Created in close dialogue with his text-based paintings, Ligon’s series of neon installations have used a variety of phrases and words in various scripts, sizes, and combinations of light and dark since 2005. On the first floor of the exhibition, Ligon has chosen three words to render in neon, based on onomatopoeic translations of the teeth-sucking sound used in communication throughout the African diaspora: Sth, Chups and Tchip. Rooted firmly in African and Afro-Caribbean culture, the teeth-sucking sound is used to express anger, impatience, exasperation, or annoyance.
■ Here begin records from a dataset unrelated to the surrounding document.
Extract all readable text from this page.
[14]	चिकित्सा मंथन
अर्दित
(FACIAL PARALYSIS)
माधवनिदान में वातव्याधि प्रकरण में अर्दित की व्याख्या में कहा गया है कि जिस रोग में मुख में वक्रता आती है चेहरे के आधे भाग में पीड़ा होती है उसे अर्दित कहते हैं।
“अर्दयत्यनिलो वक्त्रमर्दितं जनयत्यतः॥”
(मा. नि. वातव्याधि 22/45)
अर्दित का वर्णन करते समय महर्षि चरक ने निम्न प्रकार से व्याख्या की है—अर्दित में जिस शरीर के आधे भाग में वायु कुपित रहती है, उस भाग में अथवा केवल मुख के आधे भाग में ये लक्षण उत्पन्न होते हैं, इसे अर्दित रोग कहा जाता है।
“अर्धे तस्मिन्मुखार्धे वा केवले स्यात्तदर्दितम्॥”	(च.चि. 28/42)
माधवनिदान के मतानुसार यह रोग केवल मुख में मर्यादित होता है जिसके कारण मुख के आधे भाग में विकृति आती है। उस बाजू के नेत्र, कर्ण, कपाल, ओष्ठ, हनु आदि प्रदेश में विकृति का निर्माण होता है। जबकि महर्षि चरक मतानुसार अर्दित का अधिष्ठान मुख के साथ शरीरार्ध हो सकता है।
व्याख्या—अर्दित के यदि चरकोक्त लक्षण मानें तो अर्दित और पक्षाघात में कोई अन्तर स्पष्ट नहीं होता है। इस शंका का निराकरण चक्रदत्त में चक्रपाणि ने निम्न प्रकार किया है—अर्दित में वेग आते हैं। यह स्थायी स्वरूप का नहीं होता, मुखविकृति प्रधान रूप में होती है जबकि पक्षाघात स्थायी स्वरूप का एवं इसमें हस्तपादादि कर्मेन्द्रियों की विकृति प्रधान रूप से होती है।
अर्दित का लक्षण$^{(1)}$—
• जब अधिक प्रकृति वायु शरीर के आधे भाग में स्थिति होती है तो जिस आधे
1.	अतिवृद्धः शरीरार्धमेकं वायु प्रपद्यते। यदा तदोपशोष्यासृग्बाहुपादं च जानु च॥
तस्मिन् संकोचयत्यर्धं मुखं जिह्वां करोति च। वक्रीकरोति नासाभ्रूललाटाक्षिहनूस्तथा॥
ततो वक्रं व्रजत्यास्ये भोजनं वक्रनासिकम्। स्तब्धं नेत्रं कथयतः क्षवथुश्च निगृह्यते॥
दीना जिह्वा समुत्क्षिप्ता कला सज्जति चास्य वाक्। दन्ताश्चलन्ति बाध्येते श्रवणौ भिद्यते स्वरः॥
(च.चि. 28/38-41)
The exhibition also presents new large-scale silkscreen and oil stick paintings from Ligon’s ‘Debris Field’ series on the gallery’s first floor. In these works, the artist has focused his attention on the forms of individual letters instead of specific words or texts, breaking language apart into individual pieces to create rhythmic and improvisational compositions. Combining silkscreen techniques and additive painting processes, Ligon’s own etchings and stencil-and-ink drawings are printed in overlapping layers on top of charged fields of red paint.
About the artist
Born in the Bronx, New York, in 1960, Glenn Ligon received a BA from Wesleyan University in 1982. His early practice was grounded in painting, and his canvases of this period built upon the legacies of artists such as Philip Guston, Cy Twombly, Robert Rauschenberg, and Jasper Johns. In 1984 – 1985, Ligon spent an academic year in the Whitney Museum of American Art’s Independent Study Program, developing a series of representational drawings of iconic sculptures by European artists juxtaposed against images of African American hair products.